Taking such steps together, he said, will significantly reduce transmission in the community, avoid more hospitalizations and deaths and head off long COVID and other lingering effects. Researchers are learning that long COVID can accompany mild and moderate infections, not just serious ones.

Without many people taking such measures, he said, waves will continue until researchers can devise a vaccine that provides longer and more broadly effective immunity.

The currently available vaccines, he said, work well when people stay up to date on the shots. They also continue to prevent serious illness.

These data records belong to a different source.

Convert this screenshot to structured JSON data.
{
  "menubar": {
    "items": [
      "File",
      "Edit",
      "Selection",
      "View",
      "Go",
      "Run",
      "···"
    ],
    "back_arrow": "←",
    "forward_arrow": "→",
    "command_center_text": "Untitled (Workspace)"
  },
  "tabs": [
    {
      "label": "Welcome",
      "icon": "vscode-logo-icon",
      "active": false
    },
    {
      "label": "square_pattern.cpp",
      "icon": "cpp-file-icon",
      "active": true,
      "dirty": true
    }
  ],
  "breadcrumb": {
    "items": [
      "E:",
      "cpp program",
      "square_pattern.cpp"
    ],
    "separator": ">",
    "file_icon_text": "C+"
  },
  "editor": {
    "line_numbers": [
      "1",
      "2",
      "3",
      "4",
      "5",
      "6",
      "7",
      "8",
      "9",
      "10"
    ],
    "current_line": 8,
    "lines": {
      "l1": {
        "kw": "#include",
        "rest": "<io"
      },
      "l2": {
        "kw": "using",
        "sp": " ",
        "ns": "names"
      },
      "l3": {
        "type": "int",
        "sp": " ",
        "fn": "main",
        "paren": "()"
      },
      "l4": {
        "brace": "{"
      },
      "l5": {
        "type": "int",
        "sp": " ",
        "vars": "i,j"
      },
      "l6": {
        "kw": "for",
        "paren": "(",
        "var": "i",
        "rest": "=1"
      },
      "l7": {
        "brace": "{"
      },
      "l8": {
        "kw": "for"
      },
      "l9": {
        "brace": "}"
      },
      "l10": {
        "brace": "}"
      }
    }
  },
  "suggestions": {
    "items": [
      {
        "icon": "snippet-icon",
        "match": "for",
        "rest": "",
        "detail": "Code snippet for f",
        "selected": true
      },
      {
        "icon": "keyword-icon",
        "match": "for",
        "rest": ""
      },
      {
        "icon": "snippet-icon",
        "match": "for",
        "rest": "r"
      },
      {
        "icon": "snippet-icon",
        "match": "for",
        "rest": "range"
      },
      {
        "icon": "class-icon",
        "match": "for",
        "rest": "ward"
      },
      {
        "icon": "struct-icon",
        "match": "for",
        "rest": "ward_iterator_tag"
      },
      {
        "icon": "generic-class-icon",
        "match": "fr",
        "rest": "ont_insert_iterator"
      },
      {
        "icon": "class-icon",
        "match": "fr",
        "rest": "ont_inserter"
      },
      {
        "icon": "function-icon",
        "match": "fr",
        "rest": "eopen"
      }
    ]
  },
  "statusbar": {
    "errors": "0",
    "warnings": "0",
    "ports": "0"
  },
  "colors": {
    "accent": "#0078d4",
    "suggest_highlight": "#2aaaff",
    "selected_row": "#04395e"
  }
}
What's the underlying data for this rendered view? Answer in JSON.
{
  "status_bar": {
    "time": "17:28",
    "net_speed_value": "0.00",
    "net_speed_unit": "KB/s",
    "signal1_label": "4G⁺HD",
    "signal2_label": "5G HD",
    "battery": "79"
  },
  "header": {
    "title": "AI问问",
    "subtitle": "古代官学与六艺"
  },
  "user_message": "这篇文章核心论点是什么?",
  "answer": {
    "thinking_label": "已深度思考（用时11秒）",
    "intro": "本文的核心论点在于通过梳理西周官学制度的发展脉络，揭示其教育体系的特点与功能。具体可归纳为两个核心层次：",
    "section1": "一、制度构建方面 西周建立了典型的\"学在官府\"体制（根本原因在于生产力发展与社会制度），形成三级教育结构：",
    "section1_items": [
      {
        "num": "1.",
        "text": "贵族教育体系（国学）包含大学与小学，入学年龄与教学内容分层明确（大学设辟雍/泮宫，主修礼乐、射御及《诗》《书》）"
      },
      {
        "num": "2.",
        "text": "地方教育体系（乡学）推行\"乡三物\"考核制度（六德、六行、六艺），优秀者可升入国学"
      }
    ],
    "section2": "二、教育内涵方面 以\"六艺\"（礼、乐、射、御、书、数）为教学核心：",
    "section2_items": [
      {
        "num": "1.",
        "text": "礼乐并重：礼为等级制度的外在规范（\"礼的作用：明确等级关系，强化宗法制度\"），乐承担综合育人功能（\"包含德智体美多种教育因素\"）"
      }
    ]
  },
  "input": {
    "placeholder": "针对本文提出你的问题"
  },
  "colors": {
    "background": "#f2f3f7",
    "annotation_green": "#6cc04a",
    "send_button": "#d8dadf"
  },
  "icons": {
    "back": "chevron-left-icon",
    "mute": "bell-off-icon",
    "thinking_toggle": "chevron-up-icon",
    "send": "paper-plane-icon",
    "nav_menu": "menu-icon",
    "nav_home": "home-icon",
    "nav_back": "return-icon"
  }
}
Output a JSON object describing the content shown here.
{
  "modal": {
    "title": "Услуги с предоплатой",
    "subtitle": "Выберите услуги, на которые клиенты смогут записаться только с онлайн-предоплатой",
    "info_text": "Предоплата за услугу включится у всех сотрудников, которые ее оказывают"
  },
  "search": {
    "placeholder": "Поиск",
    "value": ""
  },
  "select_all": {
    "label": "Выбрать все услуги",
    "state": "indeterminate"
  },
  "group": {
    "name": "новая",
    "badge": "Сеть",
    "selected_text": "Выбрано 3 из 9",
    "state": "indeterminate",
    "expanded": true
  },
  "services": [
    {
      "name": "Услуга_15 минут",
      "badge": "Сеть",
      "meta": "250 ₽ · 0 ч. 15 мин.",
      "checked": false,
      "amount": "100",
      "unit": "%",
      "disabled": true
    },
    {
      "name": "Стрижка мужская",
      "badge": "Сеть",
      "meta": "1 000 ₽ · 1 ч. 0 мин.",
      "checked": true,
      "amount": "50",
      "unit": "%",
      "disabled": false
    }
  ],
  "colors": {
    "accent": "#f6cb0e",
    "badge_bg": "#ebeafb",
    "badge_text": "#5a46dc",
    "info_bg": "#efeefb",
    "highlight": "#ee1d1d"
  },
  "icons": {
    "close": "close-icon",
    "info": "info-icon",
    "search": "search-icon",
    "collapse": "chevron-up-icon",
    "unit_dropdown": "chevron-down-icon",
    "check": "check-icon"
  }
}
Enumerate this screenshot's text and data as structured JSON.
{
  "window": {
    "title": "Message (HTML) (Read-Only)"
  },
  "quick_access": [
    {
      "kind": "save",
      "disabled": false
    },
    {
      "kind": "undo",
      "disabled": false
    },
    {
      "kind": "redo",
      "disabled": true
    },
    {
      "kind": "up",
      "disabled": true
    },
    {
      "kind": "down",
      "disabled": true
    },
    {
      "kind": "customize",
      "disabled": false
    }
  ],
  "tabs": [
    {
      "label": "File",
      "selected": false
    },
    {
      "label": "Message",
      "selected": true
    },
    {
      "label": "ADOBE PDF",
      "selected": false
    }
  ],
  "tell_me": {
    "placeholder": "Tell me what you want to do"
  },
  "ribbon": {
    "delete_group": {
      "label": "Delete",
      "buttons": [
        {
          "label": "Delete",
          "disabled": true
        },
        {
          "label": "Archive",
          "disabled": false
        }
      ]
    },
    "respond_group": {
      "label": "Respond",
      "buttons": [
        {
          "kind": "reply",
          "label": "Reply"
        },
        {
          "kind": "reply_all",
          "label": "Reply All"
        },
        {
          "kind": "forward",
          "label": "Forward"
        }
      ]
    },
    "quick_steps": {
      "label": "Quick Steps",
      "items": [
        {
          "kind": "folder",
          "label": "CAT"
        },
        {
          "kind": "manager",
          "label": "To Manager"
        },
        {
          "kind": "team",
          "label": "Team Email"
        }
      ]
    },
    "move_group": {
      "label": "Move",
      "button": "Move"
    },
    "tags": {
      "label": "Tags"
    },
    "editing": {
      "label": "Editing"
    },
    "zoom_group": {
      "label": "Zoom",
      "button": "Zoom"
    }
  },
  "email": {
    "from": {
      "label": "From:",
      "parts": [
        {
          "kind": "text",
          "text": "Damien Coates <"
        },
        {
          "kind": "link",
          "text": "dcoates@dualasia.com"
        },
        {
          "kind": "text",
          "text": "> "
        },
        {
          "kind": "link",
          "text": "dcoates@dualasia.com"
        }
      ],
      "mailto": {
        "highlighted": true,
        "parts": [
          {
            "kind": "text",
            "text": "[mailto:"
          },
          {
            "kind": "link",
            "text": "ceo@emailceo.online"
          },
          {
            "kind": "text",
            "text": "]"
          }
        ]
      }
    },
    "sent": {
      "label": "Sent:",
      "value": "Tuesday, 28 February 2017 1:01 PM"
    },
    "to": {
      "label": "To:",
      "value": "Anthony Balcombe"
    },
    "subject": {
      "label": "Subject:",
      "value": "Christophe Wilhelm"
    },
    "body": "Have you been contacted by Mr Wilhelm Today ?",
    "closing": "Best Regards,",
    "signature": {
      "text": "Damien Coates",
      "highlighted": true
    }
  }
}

Indeed, immunity from vaccination, particularly recent vaccination, seems to provide better protection against new variants than an infection with an old variant.

“This idea that once everyone had been infected at least once, we would ... achieve this status of herd immunity and everything would be fine ... hasn’t proven to be true,” he said.

While that immunity has slowed pandemic trends, leaving the nation in a better place than before vaccinations were widely available and many had been infected, Lawler said, “we know that immunity and protection wanes as time goes by and also that protection goes down when a new variant pops up.”

New variants, for that matter, appear to be spinning out more quickly as time goes by, he said. Earlier in the pandemic, new variants were emerging roughly every six months. But by March, BA.2 had replaced the original omicron that rose in December and January. BA.4 and BA.5, a highly transmissible subvariant now dominant in the U.S., began rising in May. Now scientists are watching two new omicron subvariants, BA.2.75, which has been detected in the U.S., and BA.5.2.1.

People can, and are, getting infected multiple times, Lawler said. And those infections don’t necessarily carry a lower risk of long COVID or hospitalization.

“Just ignoring the problem and pretending it’s gone away doesn’t solve anything,” he said. “Because it hasn’t gone away.”

Nebraska reported 18 more COVID deaths last week, bringing the total number of confirmed or probable deaths to 4,363 for the two-year pandemic. Nearly 510,000 positive tests have been reported in Nebraska.